During our conversation that evening, the debate about the institutional and the political system and procedures also threatened to dominate, in what I noted as an old-fashioned reflex. The debate appeared to lean also towards this traditional opinion that all salvation should come from government and politics. I never join the, just as classic, ‘politician bashing’ that often accompanies this ‘belief in politics’. So, my presentation included Macron and the major of Palermo as current good examples. That is exactly the misunderstanding as it has grown over time. As if civil leadership and getting excited – positively and action-oriented – about the ‘common good’ is, and should be, mainly found in government and institutes.
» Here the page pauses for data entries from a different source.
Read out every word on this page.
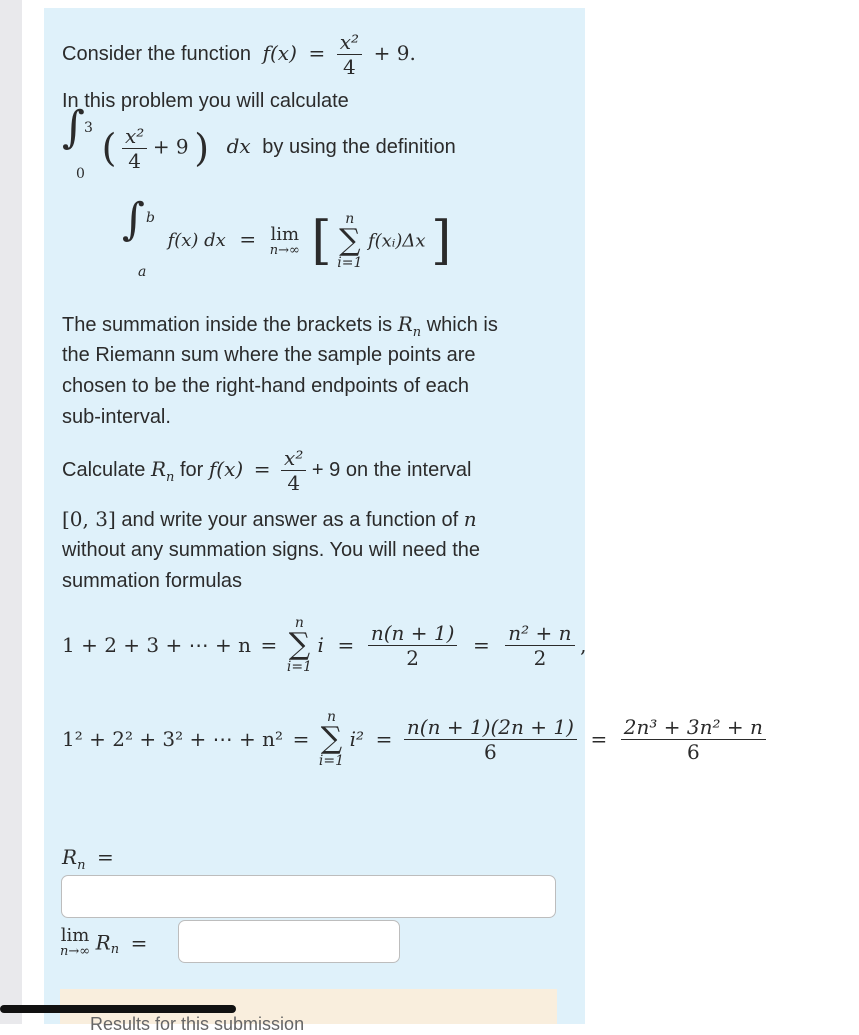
Consider the function $f(x) = \frac{\text{x²}}{4} + 9$.
In this problem you will calculate
∫ 3
0
( $\frac{\text{x²}}{4} + 9$ ) dx by using the definition
∫ b
a
f(x) dx = lim
n→∞ [ n
∑
i=1
f(xᵢ)Δx ]
The summation inside the brackets is $R_n$ which is
the Riemann sum where the sample points are
chosen to be the right-hand endpoints of each
sub-interval.
Calculate $R_n$ for $f(x) = \frac{\text{x²}}{4} + 9$ on the interval
[0, 3] and write your answer as a function of n
without any summation signs. You will need the
summation formulas
1 + 2 + 3 + ⋯ + n =
n
∑
i=1
$i = \frac{n(n + 1)}{2} = \frac{\text{n² + n}}{2}$ ,
1² + 2² + 3² + ⋯ + n² =
n
∑
i=1
$i^2 = \frac{n(n + 1)(2n + 1)}{6} = \frac{\text{2n³ + 3n² + n}}{6}$
$R_n$ =
lim
n→∞ $R_n$ =
Results for this submission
My thesis has just demonstrated that there are many examples of civil leadership from ‘private to public’. As I also demonstrate in this last book with reference to the American writer, Russell Shorto, who explains how the Netherlands has a rich tradition in citizen self-management as well as a powerful civil society. My concept of social entrepreneurship (2000) and my doctoral thesis on civil leaders (2014) are both based on this same basic analysis.

“… it’s good that we’re starting to understand that we urgently need different leadership for the common good and that all of us have a role to play in this challenge.”
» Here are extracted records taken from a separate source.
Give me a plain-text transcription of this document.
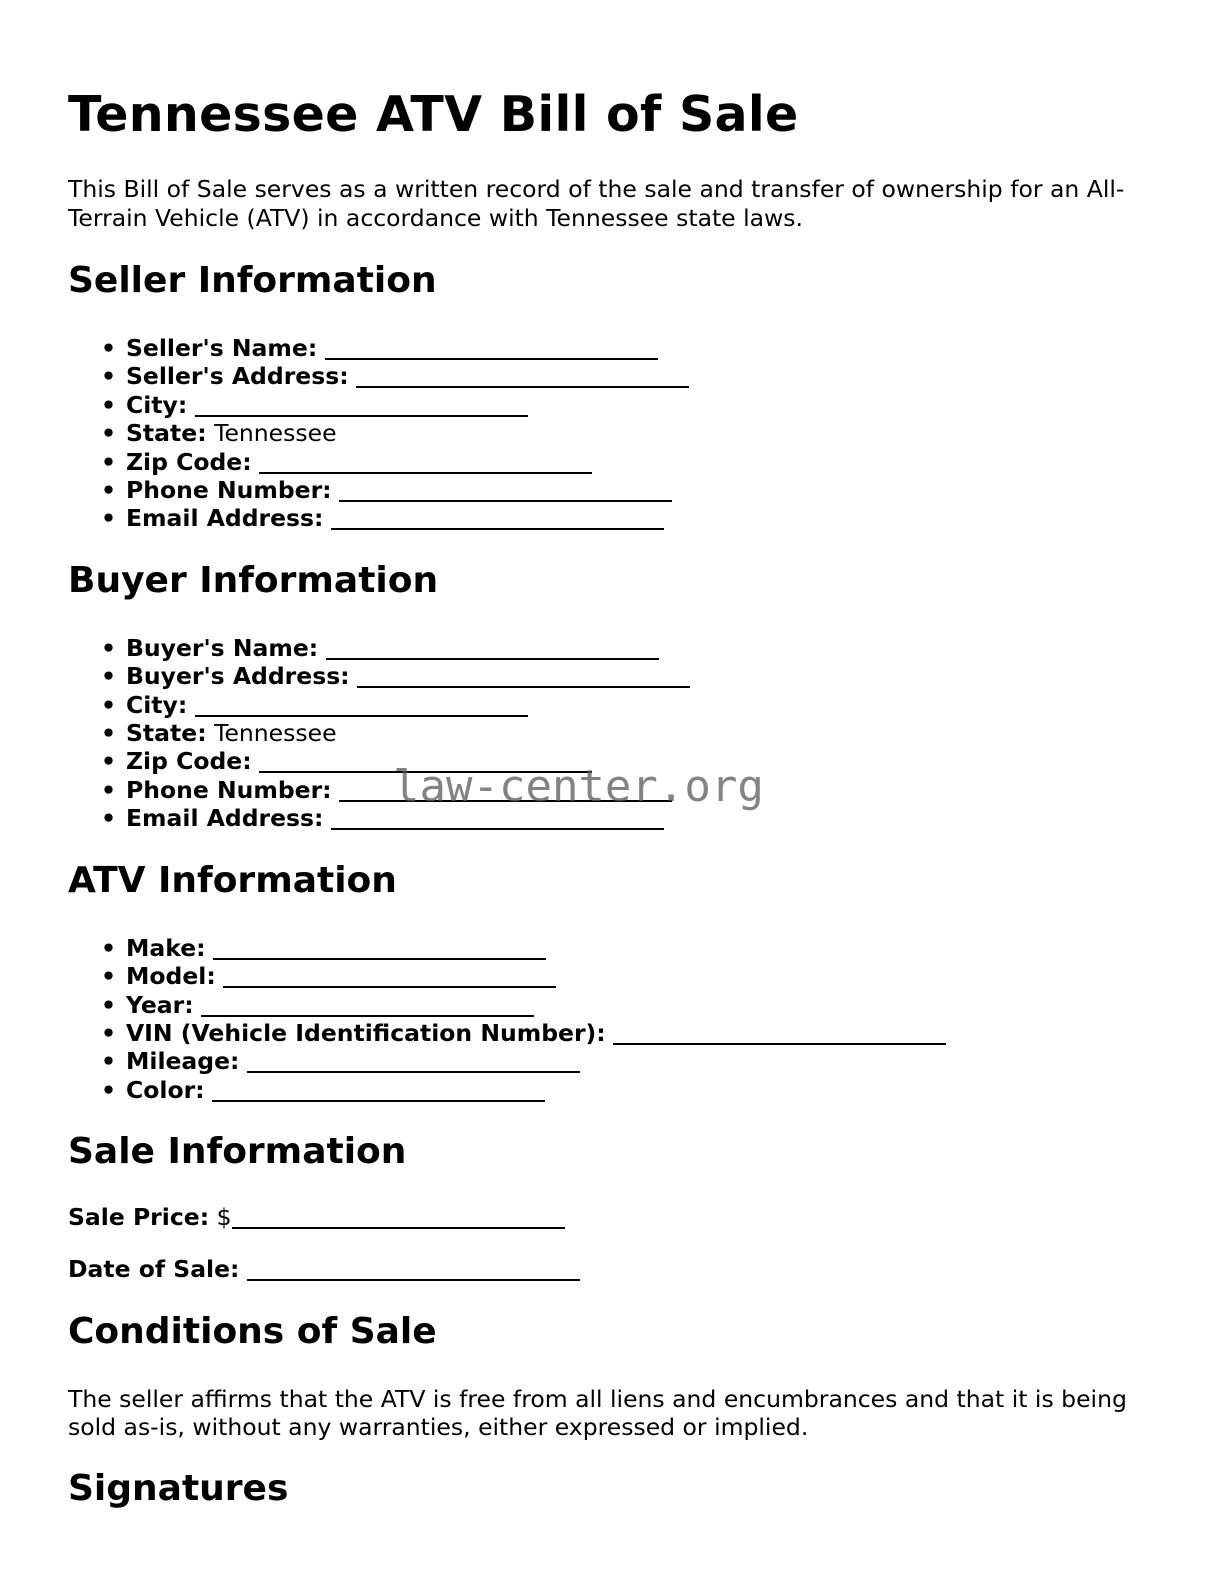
Tennessee ATV Bill of Sale

This Bill of Sale serves as a written record of the sale and transfer of ownership for an All-Terrain Vehicle (ATV) in accordance with Tennessee state laws.

Seller Information
• Seller's Name:
• Seller's Address:
• City:
• State: Tennessee
• Zip Code:
• Phone Number:
• Email Address:
Buyer Information
• Buyer's Name:
• Buyer's Address:
• City:
• State: Tennessee
• Zip Code:
• Phone Number:
• Email Address:
ATV Information
• Make:
• Model:
• Year:
• VIN (Vehicle Identification Number):
• Mileage:
• Color:
Sale Information

Sale Price: $

Date of Sale:

Conditions of Sale

The seller affirms that the ATV is free from all liens and encumbrances and that it is being sold as-is, without any warranties, either expressed or implied.

Signatures
law-center.org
Finally, the richest, most searching and exploring part of the conversation was dedicated to the question of where to find these civil leaders and which ones we can actually see already. I named persons from my doctoral thesis with its exclusively Dutch examples, such as reverend Visser (turned his church in the heart of Rotterdam into a shelter for drug addicts to demonstrate that there was no other shelter available during evenings and on weekends), the married couple Sies (launched the first food bank in the Netherlands), Mei Li Vos (the founder of ‘Alternative to Union’, focused on different types of independent and non-regulated labor), Piet Boekhoud (adapted the Albeda College in Rotterdam to support vulnerable students, also in housing, jobs, and debt problems) and Leon Bobbe (at that time the director of Dudok Wonen, specifically for the protected and regulated offering for sale of parts of rental homes so that renters could share in the profits of the increasing prices in the housing market and their own investments in their rental home), and, these days, including Marjan Minnesma of Urgenda (forcing the government to create a proper climate strategy via the courts).

It was a fruitful and inspiring conversation, and it’s good that we’re starting to understand that we urgently need different leadership and that all of us have a role to play in this challenge. Modern technology offers engaged citizens and nascent civil leaders the opportunity of self-organization and civil organization. Simultaneously, many political incumbents and professionals see that as a threat.
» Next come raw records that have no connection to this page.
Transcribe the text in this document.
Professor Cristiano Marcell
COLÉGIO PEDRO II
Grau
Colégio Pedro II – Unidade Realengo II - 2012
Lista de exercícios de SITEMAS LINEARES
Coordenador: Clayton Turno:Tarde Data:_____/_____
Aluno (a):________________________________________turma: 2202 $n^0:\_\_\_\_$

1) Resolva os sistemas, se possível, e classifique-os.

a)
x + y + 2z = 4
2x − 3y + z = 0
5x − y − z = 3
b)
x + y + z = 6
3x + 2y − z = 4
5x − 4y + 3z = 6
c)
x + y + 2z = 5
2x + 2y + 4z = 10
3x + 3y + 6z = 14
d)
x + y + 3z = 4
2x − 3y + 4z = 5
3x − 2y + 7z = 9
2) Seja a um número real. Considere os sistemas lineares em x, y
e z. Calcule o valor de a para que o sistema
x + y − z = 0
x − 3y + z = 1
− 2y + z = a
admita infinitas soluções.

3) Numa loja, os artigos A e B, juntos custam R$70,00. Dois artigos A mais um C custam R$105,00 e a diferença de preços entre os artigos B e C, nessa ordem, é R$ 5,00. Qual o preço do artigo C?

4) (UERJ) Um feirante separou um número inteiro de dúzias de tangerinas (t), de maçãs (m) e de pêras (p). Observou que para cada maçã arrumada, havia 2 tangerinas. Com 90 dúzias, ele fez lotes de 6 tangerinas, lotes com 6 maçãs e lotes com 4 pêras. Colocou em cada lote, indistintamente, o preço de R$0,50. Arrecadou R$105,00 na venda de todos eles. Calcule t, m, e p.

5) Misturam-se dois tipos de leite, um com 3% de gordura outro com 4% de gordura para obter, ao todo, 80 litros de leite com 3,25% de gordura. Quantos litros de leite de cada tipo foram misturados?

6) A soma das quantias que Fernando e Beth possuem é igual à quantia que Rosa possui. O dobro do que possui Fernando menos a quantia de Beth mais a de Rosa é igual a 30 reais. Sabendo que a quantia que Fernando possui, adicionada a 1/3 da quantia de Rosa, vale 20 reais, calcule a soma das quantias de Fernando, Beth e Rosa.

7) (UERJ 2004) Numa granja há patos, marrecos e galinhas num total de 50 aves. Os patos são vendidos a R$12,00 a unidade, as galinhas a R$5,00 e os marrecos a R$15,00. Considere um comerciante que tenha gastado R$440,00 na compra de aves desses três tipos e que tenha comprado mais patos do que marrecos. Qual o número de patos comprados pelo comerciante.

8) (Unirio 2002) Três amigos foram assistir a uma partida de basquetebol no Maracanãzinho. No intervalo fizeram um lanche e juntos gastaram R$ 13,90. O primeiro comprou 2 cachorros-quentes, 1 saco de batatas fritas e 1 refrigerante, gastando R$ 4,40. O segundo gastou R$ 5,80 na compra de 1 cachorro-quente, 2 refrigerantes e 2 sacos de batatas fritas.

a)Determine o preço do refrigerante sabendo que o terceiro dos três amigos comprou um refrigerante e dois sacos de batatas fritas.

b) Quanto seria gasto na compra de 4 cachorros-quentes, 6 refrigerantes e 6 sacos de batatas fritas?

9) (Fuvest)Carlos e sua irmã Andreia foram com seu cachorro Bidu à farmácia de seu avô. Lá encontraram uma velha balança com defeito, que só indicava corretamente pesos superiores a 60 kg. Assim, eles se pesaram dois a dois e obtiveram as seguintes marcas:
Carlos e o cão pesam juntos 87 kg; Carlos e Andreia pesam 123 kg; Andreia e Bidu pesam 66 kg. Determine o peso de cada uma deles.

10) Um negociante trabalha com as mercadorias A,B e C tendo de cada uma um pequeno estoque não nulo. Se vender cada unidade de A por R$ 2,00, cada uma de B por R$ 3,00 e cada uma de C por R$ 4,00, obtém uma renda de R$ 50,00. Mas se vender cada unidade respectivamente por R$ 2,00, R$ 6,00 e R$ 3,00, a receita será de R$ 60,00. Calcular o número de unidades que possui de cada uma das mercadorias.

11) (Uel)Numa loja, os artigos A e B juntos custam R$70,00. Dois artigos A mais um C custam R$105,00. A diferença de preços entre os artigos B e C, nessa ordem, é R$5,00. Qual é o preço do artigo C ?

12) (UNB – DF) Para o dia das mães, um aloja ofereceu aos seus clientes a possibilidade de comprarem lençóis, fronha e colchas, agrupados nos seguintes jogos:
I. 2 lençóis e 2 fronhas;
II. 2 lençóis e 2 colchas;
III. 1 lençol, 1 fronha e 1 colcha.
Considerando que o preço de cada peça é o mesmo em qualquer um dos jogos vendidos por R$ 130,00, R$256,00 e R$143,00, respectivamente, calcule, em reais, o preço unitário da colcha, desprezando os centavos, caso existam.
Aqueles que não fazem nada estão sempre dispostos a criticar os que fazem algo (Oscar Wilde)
We must start to explore these phenomena and their impact, before the disruption of important matters such as democracy, free press, and open public debate, places them in danger of being lost.

During my current international book promotion tour, I am searching for international examples of civil leaders, for further research and to describe their approach and orientation.

 

* This concept refers to my last Dutch-language book ‘Burgerkracht met Burgermacht’ (Citizen Initiative with Citizen Power) (2015), where I called it ‘Polder Paternalism’, in which I summarized how the Dutch ‘polderen’ (the consensus-seeking dialogue of many special interest groups) leads to non-legitimized and (often) incompetent representatives of all kinds of special  interests defending the compromise they finally achieved as ‘the best for everyone’, and then – very hierarchical and old-fashioned – impose it on all citizens, without much dialogue, as though they are children who should simply ‘listen obediently to our nice, seemingly rational compromise”.